Several Sādhanas, both long and short, describe two distinct forms of Vajravārāhī. who is also known as Buddhaḍākinī and Vajravairocanī. She is either two-armed or four-armed. Even when two-armed she may have several forms according to weapons she carries in her two hands. In one Sādhana only is she said to emanate from the family of Vairocana, and bear the double Vajra on her head, but the others are silent as to her sire.

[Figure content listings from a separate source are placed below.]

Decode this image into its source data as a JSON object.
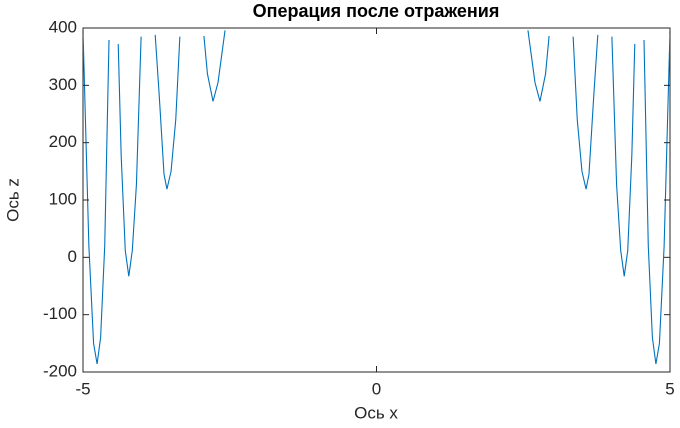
{
  "chart_data": {
    "type": "line",
    "title": "Операция после отражения",
    "x_label": "Ось x",
    "y_label": "Ось z",
    "x": [
      -5,
      -4.9,
      -4.82,
      -4.76,
      -4.7,
      -4.63,
      -4.557,
      null,
      -4.4,
      -4.35,
      -4.28,
      -4.22,
      -4.16,
      -4.09,
      -4.01,
      null,
      -3.77,
      -3.7,
      -3.62,
      -3.57,
      -3.5,
      -3.42,
      -3.35,
      null,
      -2.94,
      -2.88,
      -2.785,
      -2.7,
      -2.58,
      null,
      2.58,
      2.7,
      2.785,
      2.88,
      2.94,
      null,
      3.35,
      3.42,
      3.5,
      3.57,
      3.62,
      3.7,
      3.77,
      null,
      4.01,
      4.09,
      4.16,
      4.22,
      4.28,
      4.35,
      4.4,
      null,
      4.557,
      4.63,
      4.7,
      4.76,
      4.82,
      4.9,
      5
    ],
    "series": [
      {
        "name": "z",
        "color": "#0072bd",
        "values": [
          395,
          20,
          -150,
          -186,
          -140,
          20,
          379,
          null,
          372,
          178,
          12,
          -33,
          12,
          127,
          385,
          null,
          388,
          280,
          145,
          119,
          150,
          240,
          385,
          null,
          386,
          320,
          272,
          305,
          396,
          null,
          396,
          305,
          272,
          320,
          386,
          null,
          385,
          240,
          150,
          119,
          145,
          280,
          388,
          null,
          385,
          127,
          12,
          -33,
          12,
          178,
          372,
          null,
          379,
          20,
          -140,
          -186,
          -150,
          20,
          395
        ]
      }
    ],
    "xlim": [
      -5,
      5
    ],
    "ylim": [
      -200,
      400
    ],
    "xticks": [
      -5,
      0,
      5
    ],
    "yticks": [
      -200,
      -100,
      0,
      100,
      200,
      300,
      400
    ]
  }
}
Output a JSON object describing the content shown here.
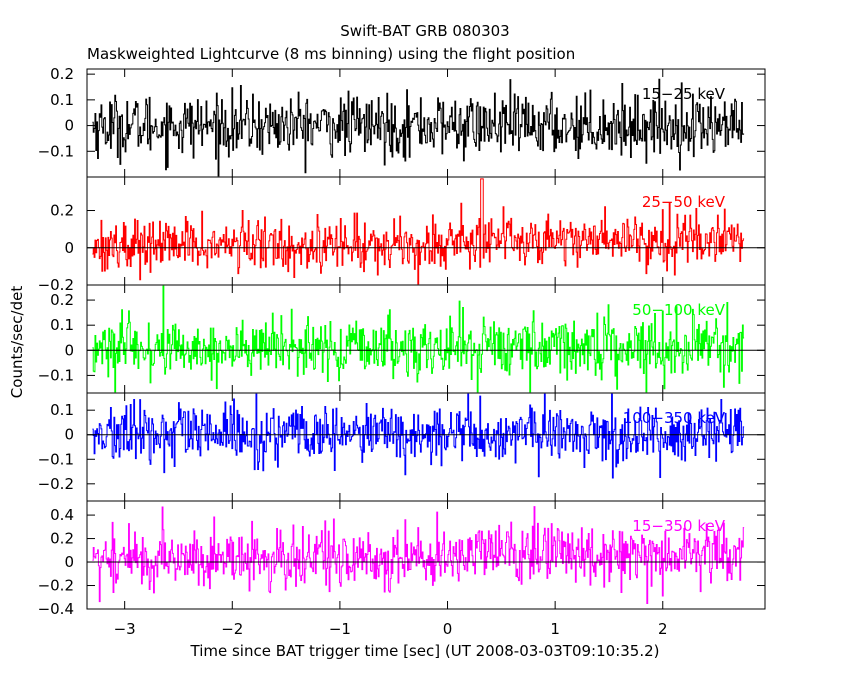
{
  "figure": {
    "title": "Swift-BAT GRB 080303",
    "subtitle": "Maskweighted Lightcurve (8 ms binning) using the flight position",
    "xlabel": "Time since BAT trigger time [sec] (UT 2008-03-03T09:10:35.2)",
    "ylabel": "Counts/sec/det"
  },
  "chart_data": {
    "type": "line",
    "style": "histogram-step",
    "xlim": [
      -3.35,
      2.95
    ],
    "x_ticks": [
      -3,
      -2,
      -1,
      0,
      1,
      2
    ],
    "x_tick_labels": [
      "−3",
      "−2",
      "−1",
      "0",
      "1",
      "2"
    ],
    "x_start": -3.3,
    "x_end": 2.75,
    "bin_width_s": 0.008,
    "series": [
      {
        "name": "15−25 keV",
        "color": "#000000",
        "ylim": [
          -0.2,
          0.22
        ],
        "y_ticks": [
          -0.1,
          0,
          0.1,
          0.2
        ],
        "y_tick_labels": [
          "−0.1",
          "0",
          "0.1",
          "0.2"
        ],
        "mean_rate": 0.0,
        "noise_sigma": 0.06,
        "zero_line": false
      },
      {
        "name": "25−50 keV",
        "color": "#ff0000",
        "ylim": [
          -0.2,
          0.38
        ],
        "y_ticks": [
          -0.2,
          0,
          0.2
        ],
        "y_tick_labels": [
          "−0.2",
          "0",
          "0.2"
        ],
        "mean_rate": 0.03,
        "noise_sigma": 0.07,
        "zero_line": true,
        "peak": {
          "x": 0.32,
          "y": 0.37
        }
      },
      {
        "name": "50−100 keV",
        "color": "#00ff00",
        "ylim": [
          -0.17,
          0.26
        ],
        "y_ticks": [
          -0.1,
          0,
          0.1,
          0.2
        ],
        "y_tick_labels": [
          "−0.1",
          "0",
          "0.1",
          "0.2"
        ],
        "mean_rate": 0.01,
        "noise_sigma": 0.06,
        "zero_line": true
      },
      {
        "name": "100−350 keV",
        "color": "#0000ff",
        "ylim": [
          -0.27,
          0.17
        ],
        "y_ticks": [
          -0.2,
          -0.1,
          0,
          0.1
        ],
        "y_tick_labels": [
          "−0.2",
          "−0.1",
          "0",
          "0.1"
        ],
        "mean_rate": 0.0,
        "noise_sigma": 0.06,
        "zero_line": true
      },
      {
        "name": "15−350 keV",
        "color": "#ff00ff",
        "ylim": [
          -0.4,
          0.52
        ],
        "y_ticks": [
          -0.4,
          -0.2,
          0,
          0.2,
          0.4
        ],
        "y_tick_labels": [
          "−0.4",
          "−0.2",
          "0",
          "0.2",
          "0.4"
        ],
        "mean_rate": 0.05,
        "noise_sigma": 0.13,
        "zero_line": true
      }
    ]
  }
}
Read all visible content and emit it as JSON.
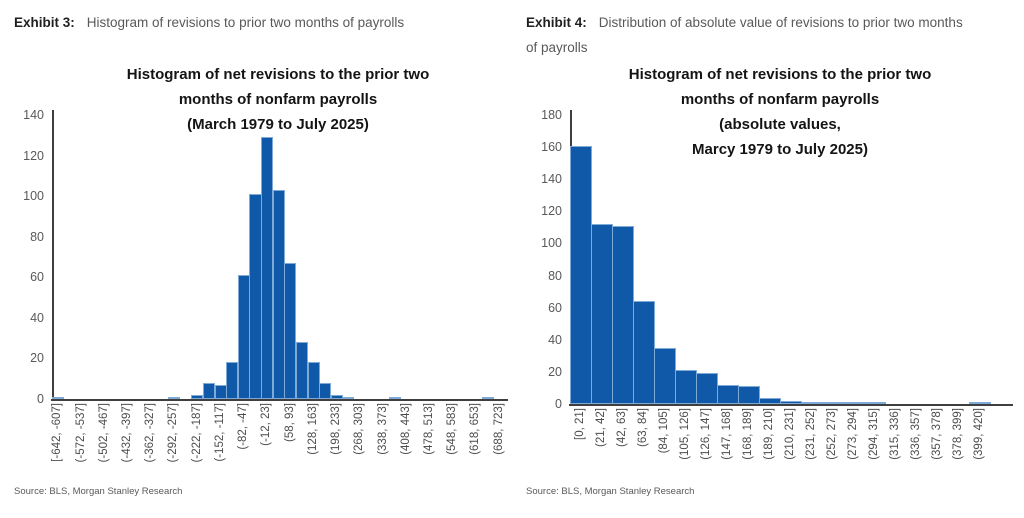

Images of this very popular goddess are found in Tibet and China.
(I) Vajravārāhī:
Colour: red;
Appearance: nude;
Arms: two;
Āsana: pratyālīḍha;
Symbols: vajra-tarjanī and kapāla.
Several Sādhanas in the Sādhanamālā describe two-armed forms of Vajravārāhī. [...]
The Sādhana further adds that the four petals of the lotus on which she stands are occupied by the four goddesses Ḍākinī, Lāmā, Khaṇḍarohā and Rūpiṇī in the four cardinal directions beginning from the right. The four companions are of blue, green, red and white colour respectively, and they are all one-faced and four-armed. They all carry the Khaṭvaṅga, the Kapāla in the left hands and the Ḍamaru and the Kartri in the two right hands.
(II) Vāsya-Vajravārāhī:
Symbols kartri and kapāla;
Āsana: dancing in ardhaparyaṅka;
Vāhana Corpse lying on back.
This form of Vajravārāhī is invoked in those rituals which are performed with the specific purpose of bewitching men and women, and is very popular in Nepal and other Buddhist countries. This form is almost identical with the one described above with the difference that here the goddess wields the Kartri in the right hand instead of the Vajra, along with the raised index finger. The left has the Kapāla like the previous one. The Khaṭvaṅga as usual hangs from her left shoulder just as it is seen in the Heruka and Nairātmā images. She stands in the attitude of dancing in Ardhaparyaṅka on a corpse instead of showing the Pratyālīḍha as in the previous case.
Fig. 159 illustrates a Nepalese drawing of the goddess. A beautiful statutre of Vajravārāhī is preserved in the Baroda Museum (Fig. 160).
(III) Ārya-Vajravārāhī:
Appearance: terrible;
Āsana: ālīḍha;
Arms: four.
The four-armed form of Vajravārāhī is also similar to the forms mentioned before, and is called Ārya-Vajravārāhī. The difference lies only in the attitude, number of arms, and the symbols carried in her hands. She carries in the two right hands the Vajra and the goad, and in the two left the Kapāla and the Tarjanī with the noose. She is one-faced and three-eyed, and appears terrible with contortions of eye-brows, the adamantine excrescence, and the protruding tongue, teeth and belly. She stands in the ālīḍha attitude on the corpse, unlike the other forms of Vajravārāhī. The Khaṭvaṅga hangs from her left shoulder as usual.